Use Edit → Runtime, confirm the runtime type matches your Databricks integration, and upload example.yaml with the agent definition below.

orchestrator:
  agent_list:
    - agent_name: "Database Assistant"

utility_agents:
  - agent_class: DatabricksAgent
    agent_name: "Database Assistant"
    agent_description: "The Database Assistant has access to the tables of an Accenture database and can answer questions about the data contained."
    config:
      client_id: "DATABRICKS_CLIENT_ID" # Required: Environment variable holding Databricks client ID
      client_secret: "DATABRICKS_CLIENT_SECRET" # Required: Environment variable holding Databricks client secret
      host_url: "DATABRICKS_HOST" # Required: Environment variable holding Databricks host URL
      genie_space_id: "GENIE_SPACE_ID" # Required: Environment variable holding Databricks Genie space ID
      contexts: # Optional
        - "date"
        - "chat_history"

Runtime tab with example.yaml uploaded for the Databricks agent

You should see in the build status that the runtime is successfully uploaded.

3. Register configuration values

Open the Config tab, choose Add Configuration, and register each Databricks environment variable referenced in the YAML. Mark the variables as required and masked accordingly.

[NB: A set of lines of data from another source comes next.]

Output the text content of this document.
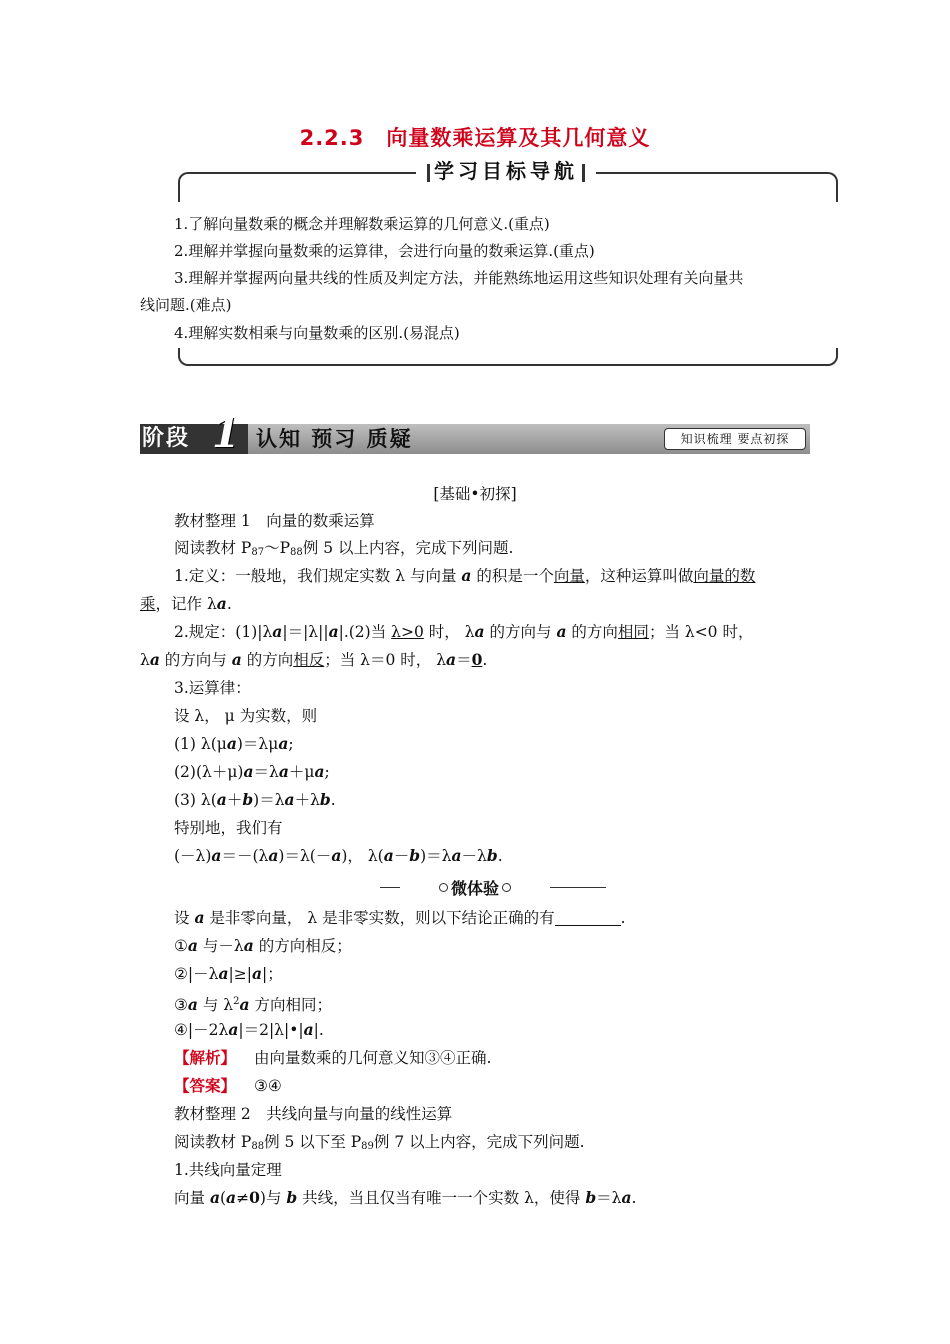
2.2.3　向量数乘运算及其几何意义
学习目标导航
1.了解向量数乘的概念并理解数乘运算的几何意义.(重点)
2.理解并掌握向量数乘的运算律，会进行向量的数乘运算.(重点)
3.理解并掌握两向量共线的性质及判定方法，并能熟练地运用这些知识处理有关向量共
线问题.(难点)
4.理解实数相乘与向量数乘的区别.(易混点)
阶段 1 认知 预习 质疑	知识梳理 要点初探
[基础•初探]
教材整理 1　向量的数乘运算
阅读教材 $P_{87}\sim P_{88}$例 5 以上内容，完成下列问题.
1.定义：一般地，我们规定实数 λ 与向量 a 的积是一个向量，这种运算叫做向量的数
乘，记作 λa.
2.规定：(1)|λa|＝|λ||a|.(2)当 λ>0 时， λa 的方向与 a 的方向相同；当 λ<0 时，
λa 的方向与 a 的方向相反；当 λ＝0 时， λa＝0.
3.运算律：
设 λ， μ 为实数，则
(1) λ(μa)＝λμa;
(2)(λ＋μ)a＝λa＋μa;
(3) λ(a＋b)＝λa＋λb.
特别地，我们有
(－λ)a＝－(λa)＝λ(－a)， λ(a－b)＝λa－λb.
微体验
设 a 是非零向量， λ 是非零实数，则以下结论正确的有	.
①a 与－λa 的方向相反；
②|－λa|≥|a|；
③a 与 $\lambda^2a$ 方向相同；
④|－2λa|＝2|λ|•|a|.
【解析】 由向量数乘的几何意义知③④正确.
【答案】 ③④
教材整理 2　共线向量与向量的线性运算
阅读教材 $P_{88}$例 5 以下至 $P_{89}$例 7 以上内容，完成下列问题.
1.共线向量定理
向量 a(a≠0)与 b 共线，当且仅当有唯一一个实数 λ，使得 b＝λa.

Configuration dialog listing Databricks variables

Environment VariableTypeRequiredDescription
API_KEYStringYesYour AI Refinery API key.
DATABRICKS_CLIENT_IDStringYesDatabricks OAuth client ID referenced by the runtime configuration.
DATABRICKS_CLIENT_SECRETStringYesDatabricks OAuth client secret that pairs with the client ID.
DATABRICKS_HOSTStringYesBase URL of the Databricks workspace the agent connects to.
GENIE_SPACE_IDStringYesIdentifier for the Databricks Genie space targeted by the agent.

These will ask for the variables before a run.

4. Launch a validation run

Return to the agent overview and select Run. Choose the hardware preset, populate the configuration fields with valid Databricks configuration and secrets, and run the agent.

Run dialog for the Databricks agent

5. Issue starter queries

Use the chat input to ask introductory questions that verify connectivity—for example, request a table list or basic aggregation. Confirm the responses match Databricks data.

Chat transcript showing successful Databricks queries

6. Try advanced analysis

Once the agent responds to simple prompts, escalate to more complex SQL or multi-step instructions to validate orchestration behaviour and context handling.

Databricks agent handling more complex queries

7. Wrap up the session

When validation is complete, shut down the run to release compute resources and capture notes on any follow-up configuration changes needed for production usage.